Antes de que se iniciara el desfile, hubo un acto en el que habló el presidente de la Federación Estudiantil Universitaria, Yosvani Montano, quien dijo: “Somos hijos de América y a ella se deben nuestros mejores esfuerzos”.
La primera Marcha de las Antorchas se hizo el 27 de enero de 1953 y fue protagonizada por un grupo de universitarios dirigidos por Fidel Castro, con el objetivo de rescatar el ideario martiano a propósito de los cien años de su nacimiento.
La caravana terminó en el museo que está en el lugar de las antiguas canteras de San Lázaro, donde Martí cumplió una condena a trabajo forzado.

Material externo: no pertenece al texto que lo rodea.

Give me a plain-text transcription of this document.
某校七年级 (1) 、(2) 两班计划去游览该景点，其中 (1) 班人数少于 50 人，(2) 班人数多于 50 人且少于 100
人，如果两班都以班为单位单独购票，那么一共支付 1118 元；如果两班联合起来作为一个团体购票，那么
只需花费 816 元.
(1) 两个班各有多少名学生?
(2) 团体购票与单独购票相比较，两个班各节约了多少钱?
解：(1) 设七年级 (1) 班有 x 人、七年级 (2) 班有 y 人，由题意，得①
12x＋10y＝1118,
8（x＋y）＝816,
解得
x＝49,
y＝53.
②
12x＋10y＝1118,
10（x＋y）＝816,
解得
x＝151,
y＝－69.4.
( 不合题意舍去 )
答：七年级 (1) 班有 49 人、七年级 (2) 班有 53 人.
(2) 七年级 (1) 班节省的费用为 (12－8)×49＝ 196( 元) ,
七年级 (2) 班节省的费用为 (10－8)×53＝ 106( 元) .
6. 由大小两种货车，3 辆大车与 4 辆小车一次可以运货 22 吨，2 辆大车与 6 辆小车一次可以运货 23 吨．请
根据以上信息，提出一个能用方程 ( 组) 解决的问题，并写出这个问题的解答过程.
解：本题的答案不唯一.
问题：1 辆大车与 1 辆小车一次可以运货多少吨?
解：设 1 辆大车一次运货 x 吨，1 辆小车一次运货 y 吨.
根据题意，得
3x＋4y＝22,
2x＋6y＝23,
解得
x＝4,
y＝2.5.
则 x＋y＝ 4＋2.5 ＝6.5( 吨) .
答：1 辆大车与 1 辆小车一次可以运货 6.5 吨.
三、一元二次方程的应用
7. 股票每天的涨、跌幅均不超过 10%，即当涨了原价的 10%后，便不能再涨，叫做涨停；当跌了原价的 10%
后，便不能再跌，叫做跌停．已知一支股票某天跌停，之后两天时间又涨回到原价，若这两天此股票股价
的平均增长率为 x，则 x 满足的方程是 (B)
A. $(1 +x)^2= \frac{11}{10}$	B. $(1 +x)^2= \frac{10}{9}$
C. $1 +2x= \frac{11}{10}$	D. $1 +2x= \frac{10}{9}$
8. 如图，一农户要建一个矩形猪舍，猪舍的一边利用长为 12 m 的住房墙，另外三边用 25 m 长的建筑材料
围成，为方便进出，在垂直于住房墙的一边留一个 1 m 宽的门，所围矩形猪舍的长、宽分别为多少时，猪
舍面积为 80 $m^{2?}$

Apoyo al reclamo por Malvinas
El presidente de Cuba, Raúl Castro, reiteró ayer su “plena solidaridad” con la Argentina en el reclamo por la soberanía sobre las islas Malvinas y llamó al Reino Unido “a que acepte el diálogo y la negociación”. Lo hizo durante el discurso de apertura de la II Cumbre de la Comunidad de Estados Latinoamericanos y Caribeños (Celac) en La Habana. “Reiteramos la más plena solidaridad con la República Argentina en su reclamo de soberanía de las islas Malvinas, Georgias del Sur y Sandwich del Sur y sus mares adyacentes”, sostuvo el jefe de Estado cubano en la exposición inaugural del encuentro. Además, Castro rechazó “todo intento de explotar” los recursos naturales de la zona en conflicto “antes de que se haya logrado una avenencia” entre ambos países, a la vez que recordó la petición de diálogo del gobierno argentino. “Hacemos un llamado al Reino Unido a que acepte el diálogo y la negociación”, señaló el mandatario anfitrión de la Cumbre. Castro agradeció también “las muestras de solidaridad ante el criminal bloqueo” contra la isla y aseguró que se vive “en un mundo regido por un orden internacional injusto y excluyente en el que las amenazas a la paz y la injerencia externa en la región continúan”. En este sentido, recordó la “larga historia de intervención en los asuntos internos, invasiones militares y sangrientos golpes de Estado” realizados por “centros de poder, que no se resignan a haber perdido el control de esta rica región”. Castro también evocó la figura del fallecido presidente de Venezuela Hugo Chávez, al que definió como “un incansable y ferviente luchador por la independencia de la región” y “uno de los grandes líderes” de América.